トレーダーへの転職

もともとが狭き門

まったく他の職業から、証券会社のトレーダーに華々しく転職を遂げるという話は、実はかなり珍しいケースです。

もともと、日本の証券会社所属を中心としたトレーダー職は、大きく二つに分かれます。

一つは、証券会社に大学卒業後に新卒として入社し、営業店での営業を経験し、営業成績によって選抜されるパターン。

もう一つは、大学で金融工学等を専攻して、新卒から本部配属となって金融マーケットにかかわる職種としてトレーニングを受けるパターンです。

いわば、その会社に大学卒業後からずっといる「プロパー」といわれる人物がトレーダーとなることが一般的となっているのです。

他の業界で経験を積んだ後、証券会社に転職する人はたくさんいますが、その中からさらに特殊な職種であるトレーダーに転身するというケースはかなり珍しいのです。

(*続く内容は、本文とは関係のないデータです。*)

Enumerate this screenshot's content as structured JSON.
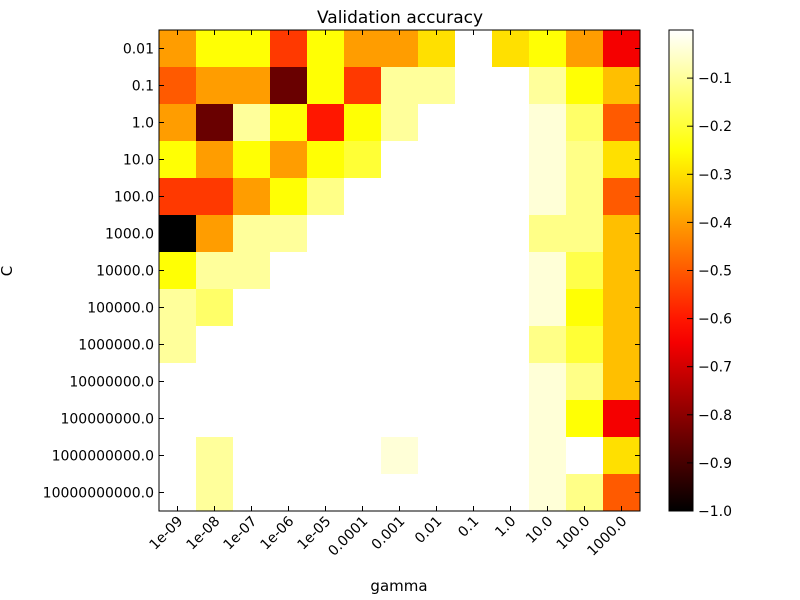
{
  "chart_data": {
    "type": "heatmap",
    "title": "Validation accuracy",
    "xlabel": "gamma",
    "ylabel": "C",
    "x_categories": [
      "1e-09",
      "1e-08",
      "1e-07",
      "1e-06",
      "1e-05",
      "0.0001",
      "0.001",
      "0.01",
      "0.1",
      "1.0",
      "10.0",
      "100.0",
      "1000.0"
    ],
    "y_categories": [
      "0.01",
      "0.1",
      "1.0",
      "10.0",
      "100.0",
      "1000.0",
      "10000.0",
      "100000.0",
      "1000000.0",
      "10000000.0",
      "100000000.0",
      "1000000000.0",
      "10000000000.0"
    ],
    "values": [
      [
        -0.4,
        -0.25,
        -0.25,
        -0.55,
        -0.25,
        -0.4,
        -0.4,
        -0.3,
        0.0,
        -0.3,
        -0.25,
        -0.4,
        -0.65
      ],
      [
        -0.5,
        -0.4,
        -0.4,
        -0.85,
        -0.25,
        -0.55,
        -0.1,
        -0.1,
        null,
        null,
        -0.1,
        -0.25,
        -0.35
      ],
      [
        -0.4,
        -0.85,
        -0.1,
        -0.25,
        -0.6,
        -0.25,
        -0.1,
        null,
        null,
        null,
        -0.04,
        -0.15,
        -0.5
      ],
      [
        -0.25,
        -0.4,
        -0.25,
        -0.4,
        -0.25,
        -0.2,
        null,
        null,
        null,
        null,
        -0.04,
        -0.12,
        -0.3
      ],
      [
        -0.55,
        -0.55,
        -0.4,
        -0.25,
        -0.12,
        null,
        null,
        null,
        null,
        null,
        -0.04,
        -0.12,
        -0.5
      ],
      [
        -1.0,
        -0.4,
        -0.1,
        -0.1,
        null,
        null,
        null,
        null,
        null,
        null,
        -0.12,
        -0.12,
        -0.35
      ],
      [
        -0.25,
        -0.1,
        -0.1,
        null,
        null,
        null,
        null,
        null,
        null,
        null,
        -0.04,
        -0.18,
        -0.35
      ],
      [
        -0.1,
        -0.15,
        null,
        null,
        null,
        null,
        null,
        null,
        null,
        null,
        -0.04,
        -0.25,
        -0.35
      ],
      [
        -0.1,
        null,
        null,
        null,
        null,
        null,
        null,
        null,
        null,
        null,
        -0.12,
        -0.2,
        -0.35
      ],
      [
        null,
        null,
        null,
        null,
        null,
        null,
        null,
        null,
        null,
        null,
        -0.04,
        -0.12,
        -0.35
      ],
      [
        null,
        null,
        null,
        null,
        null,
        null,
        null,
        null,
        null,
        null,
        -0.04,
        -0.25,
        -0.65
      ],
      [
        null,
        -0.1,
        null,
        null,
        null,
        null,
        -0.04,
        null,
        null,
        null,
        -0.04,
        0.0,
        -0.3
      ],
      [
        null,
        -0.1,
        null,
        null,
        null,
        null,
        null,
        null,
        null,
        null,
        -0.04,
        -0.12,
        -0.5
      ]
    ],
    "colorbar": {
      "colormap": "hot",
      "vmin": -1.0,
      "vmax": 0.0,
      "ticks": [
        -1.0,
        -0.9,
        -0.8,
        -0.7,
        -0.6,
        -0.5,
        -0.4,
        -0.3,
        -0.2,
        -0.1
      ],
      "tick_labels": [
        "−1.0",
        "−0.9",
        "−0.8",
        "−0.7",
        "−0.6",
        "−0.5",
        "−0.4",
        "−0.3",
        "−0.2",
        "−0.1"
      ]
    },
    "missing_color": "#ffffff"
  }
}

そもそも、新卒であってもトレーダー職を志望していてもなかなか希望は通らないのですから、いわば中途入社の未経験者がトレーダーをやりたいと思っていて、なかなかそのチャンスがめぐってくる確率はかなり難しいのではないでしょうか。

トレーダーの仕事に興味があるのであれば、やはり遠回りしての中途採用での転職ではなく、新卒時の就職活動から、証券会社などに努めて自分の希望をアピールしていくのがトレーダーになる道への一番の近道ではないでしょうか。

他の証券会社からの転職

しかし、他の証券会社で成績優秀で働いていた人が、別の証券会社にステップアップとして転職した場合はまた話は別になります。

前の証券会社で、法人営業を中心に経験した人が、次の転職先でトレーダーとして抜擢されるということは考えられるでしょう。

その場合は、金融マーケットに関してのずばぬけた経験と知識、そして法人営業で培った卓越した折衝力が必須でしょう。